Publicado en La Tercera el miércoles 2 de noviembre de 2011

Cuestiones previas

LA IDEA de una reforma tributaria empieza a recorrer su camino, y no saldrá fácilmente de nuestro horizonte. Y es que la demanda por mayor igualdad parece haber encontrado aquí su próxima batalla y, en ese contexto, un alza de impuestos aparece como inevitable. Y el conflicto estudiantil está allí, abierto, interminable y estirado, como chicle barato para quienes duden: sin inyección generosa de recursos, no tenemos cómo mejorar.

Pero, ¿de qué hablamos cuando nos referimos a la reforma tributaria? Para muchos, es una especie de panacea que resolvería todos nuestros conflictos, o casi.
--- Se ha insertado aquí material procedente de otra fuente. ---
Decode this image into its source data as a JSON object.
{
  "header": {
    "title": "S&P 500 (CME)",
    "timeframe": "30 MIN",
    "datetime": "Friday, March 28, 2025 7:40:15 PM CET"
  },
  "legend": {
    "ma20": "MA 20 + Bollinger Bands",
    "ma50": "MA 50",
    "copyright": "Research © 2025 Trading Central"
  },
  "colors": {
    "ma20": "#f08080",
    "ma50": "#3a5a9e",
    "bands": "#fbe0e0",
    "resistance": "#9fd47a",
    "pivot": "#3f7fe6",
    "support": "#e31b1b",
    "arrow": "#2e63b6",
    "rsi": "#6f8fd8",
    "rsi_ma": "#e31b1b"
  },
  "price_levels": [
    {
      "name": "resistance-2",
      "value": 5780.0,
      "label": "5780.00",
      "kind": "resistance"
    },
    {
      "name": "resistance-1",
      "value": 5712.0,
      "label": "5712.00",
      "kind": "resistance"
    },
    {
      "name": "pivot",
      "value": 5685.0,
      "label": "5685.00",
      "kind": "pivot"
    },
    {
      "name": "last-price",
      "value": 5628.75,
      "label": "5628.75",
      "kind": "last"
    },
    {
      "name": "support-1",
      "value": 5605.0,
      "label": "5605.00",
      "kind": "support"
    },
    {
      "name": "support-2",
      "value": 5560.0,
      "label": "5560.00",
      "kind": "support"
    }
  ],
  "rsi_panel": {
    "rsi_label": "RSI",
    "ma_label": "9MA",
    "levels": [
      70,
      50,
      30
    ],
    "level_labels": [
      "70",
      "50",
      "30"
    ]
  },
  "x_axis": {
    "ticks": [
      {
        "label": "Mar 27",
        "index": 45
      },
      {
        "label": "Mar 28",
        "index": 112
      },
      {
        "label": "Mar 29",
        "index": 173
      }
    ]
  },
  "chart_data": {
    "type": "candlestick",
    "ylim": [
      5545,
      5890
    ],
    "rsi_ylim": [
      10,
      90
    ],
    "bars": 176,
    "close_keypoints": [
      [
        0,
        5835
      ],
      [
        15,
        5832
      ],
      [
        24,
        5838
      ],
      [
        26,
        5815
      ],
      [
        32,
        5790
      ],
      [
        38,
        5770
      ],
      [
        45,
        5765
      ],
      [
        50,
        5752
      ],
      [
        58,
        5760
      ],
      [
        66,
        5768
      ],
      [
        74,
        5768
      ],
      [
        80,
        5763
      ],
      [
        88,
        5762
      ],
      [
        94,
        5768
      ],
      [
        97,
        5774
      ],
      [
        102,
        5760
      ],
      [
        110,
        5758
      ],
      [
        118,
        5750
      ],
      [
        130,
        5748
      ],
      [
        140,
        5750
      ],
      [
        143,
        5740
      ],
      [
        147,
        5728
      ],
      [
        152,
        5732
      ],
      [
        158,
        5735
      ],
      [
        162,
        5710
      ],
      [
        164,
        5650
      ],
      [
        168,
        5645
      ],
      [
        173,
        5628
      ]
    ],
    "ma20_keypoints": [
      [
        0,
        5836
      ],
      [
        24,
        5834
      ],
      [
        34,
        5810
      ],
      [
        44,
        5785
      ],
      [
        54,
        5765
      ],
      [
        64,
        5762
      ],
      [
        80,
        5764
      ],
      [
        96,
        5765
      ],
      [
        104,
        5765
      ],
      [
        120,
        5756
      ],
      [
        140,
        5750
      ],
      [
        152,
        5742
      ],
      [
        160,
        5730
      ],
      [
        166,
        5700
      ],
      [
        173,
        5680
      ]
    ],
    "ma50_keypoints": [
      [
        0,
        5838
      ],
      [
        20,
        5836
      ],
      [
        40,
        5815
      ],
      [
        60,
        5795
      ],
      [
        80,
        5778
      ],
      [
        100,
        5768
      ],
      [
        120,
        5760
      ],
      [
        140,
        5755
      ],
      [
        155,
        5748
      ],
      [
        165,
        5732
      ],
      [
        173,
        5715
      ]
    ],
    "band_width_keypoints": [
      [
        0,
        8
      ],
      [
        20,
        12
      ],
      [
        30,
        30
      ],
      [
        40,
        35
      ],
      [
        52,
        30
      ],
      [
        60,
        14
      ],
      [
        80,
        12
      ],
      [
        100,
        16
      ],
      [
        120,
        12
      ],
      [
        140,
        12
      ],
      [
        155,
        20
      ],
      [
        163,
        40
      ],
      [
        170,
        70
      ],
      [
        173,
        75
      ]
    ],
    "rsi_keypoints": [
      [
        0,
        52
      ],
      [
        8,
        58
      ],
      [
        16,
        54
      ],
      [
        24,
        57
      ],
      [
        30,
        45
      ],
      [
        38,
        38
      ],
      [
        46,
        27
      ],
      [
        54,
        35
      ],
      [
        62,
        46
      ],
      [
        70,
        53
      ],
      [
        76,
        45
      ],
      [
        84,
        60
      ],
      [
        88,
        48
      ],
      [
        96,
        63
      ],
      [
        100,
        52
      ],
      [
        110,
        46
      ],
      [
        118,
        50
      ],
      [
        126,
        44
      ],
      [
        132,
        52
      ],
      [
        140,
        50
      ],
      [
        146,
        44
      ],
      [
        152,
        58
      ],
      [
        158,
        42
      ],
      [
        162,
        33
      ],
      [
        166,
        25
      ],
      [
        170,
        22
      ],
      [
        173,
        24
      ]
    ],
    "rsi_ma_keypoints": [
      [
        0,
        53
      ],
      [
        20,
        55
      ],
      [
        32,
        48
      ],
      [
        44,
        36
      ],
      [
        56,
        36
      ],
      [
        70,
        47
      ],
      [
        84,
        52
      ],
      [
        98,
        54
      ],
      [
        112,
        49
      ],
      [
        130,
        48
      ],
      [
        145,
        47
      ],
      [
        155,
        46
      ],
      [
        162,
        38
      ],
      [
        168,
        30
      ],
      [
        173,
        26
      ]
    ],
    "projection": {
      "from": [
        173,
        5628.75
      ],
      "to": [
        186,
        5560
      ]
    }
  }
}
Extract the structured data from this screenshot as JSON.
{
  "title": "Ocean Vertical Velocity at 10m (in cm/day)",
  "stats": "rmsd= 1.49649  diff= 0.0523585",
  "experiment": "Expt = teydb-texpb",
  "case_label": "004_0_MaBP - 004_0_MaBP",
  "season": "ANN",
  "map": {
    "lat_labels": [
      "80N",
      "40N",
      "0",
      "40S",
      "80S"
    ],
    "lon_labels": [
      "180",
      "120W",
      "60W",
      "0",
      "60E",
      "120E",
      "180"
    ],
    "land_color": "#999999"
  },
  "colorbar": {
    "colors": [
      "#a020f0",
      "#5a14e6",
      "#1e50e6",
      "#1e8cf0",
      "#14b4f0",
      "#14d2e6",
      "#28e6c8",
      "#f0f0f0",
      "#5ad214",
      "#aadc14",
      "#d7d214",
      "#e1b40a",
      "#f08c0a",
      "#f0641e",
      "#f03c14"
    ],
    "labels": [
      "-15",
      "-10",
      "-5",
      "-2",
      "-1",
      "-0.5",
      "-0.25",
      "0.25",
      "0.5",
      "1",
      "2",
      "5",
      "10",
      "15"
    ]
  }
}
En sus mentes febriles parece dibujarse un escenario como el siguiente: si forzamos a los ricos a pagar más impuestos, entonces los niveles de desigualdad se reducirán, y nuestra sociedad será más pacífica y justa. Aunque todo esto suena bonito, es una quimera: una reforma tributaria por sí sola no resolverá ninguno de nuestros problemas. Esta mirada es bien sintomática de un mal que nos aqueja: nos está costando mucho poner distancia entre nuestros deseos y la realidad. Esto va matando la política, cuyo rol es justamente deliberar y mediar en esa distancia, aunque tantos indignados se nieguen a verlo. Así, pensamos que basta con exigir educación gratuita y de calidad para obtenerla; y creemos que la inscripción automática y el voto voluntario van a resolver mecánicamente nuestros problemas de participación (aunque lamento decepcionar al lector: los van a agravar). Casi sin darse cuenta, incluso los más críticos del mercado se han rendido a su lógica: lo quiero, lo tengo. Es raro, pero estamos pasando de un inmovilismo indolente al más lírico de los voluntarismos, y perdemos de vista que estos cambios también requieren de cierto esfuerzo sobre nosotros mismos.

Por su lado, los detractores de la reforma tributaria no lo hacen mucho mejor: al negarse a toda discusión sobre el modelo, sólo ilustran su propia incapacidad para entender las dinámicas que el mismo mercado genera. Y aunque bastaría con leer a Schumpeter para disipar la ilusión, varios siguen pensando que la política no es mucho más que una rama auxiliar de la economía de mercado. En cualquier caso, toda esta discusión carece de sentido si no resolvemos antes una cuestión previa: ¿Para qué queremos una reforma tributaria? Queremos mejorar la educación y queremos reducir las desigualdades, pero no hemos discutido seriamente el cómo, más allá de las consignas y de los viajes. Nuestro aparato público no funciona demasiado bien y la calidad de la política no anda precisamente por las nubes. Muchos de nuestros problemas no son tanto de recursos como de gestión, y otros no son tanto de gestión como culturales. Nuestra convivencia se está degradando, y eso no se resuelve con dinero. Además, si hoy se pusieran recursos sobre la mesa, los universitarios se lo llevarían casi todo, cuando es evidente que las desigualdades más urgentes están mucho antes.

En dos palabras: es obvio que necesitamos una reforma tributaria, pero necesitamos mucho más que una reforma tributaria. Mientras no le tomemos el peso a este problema, toda reforma está condenada al fracaso, y toda discusión, condenada a repetirse una y mil veces. Pero no se engañe: seguiremos exactamente en el mismo lugar.

Publicado en La Tercera el miércoles 19 de octubre de 2011.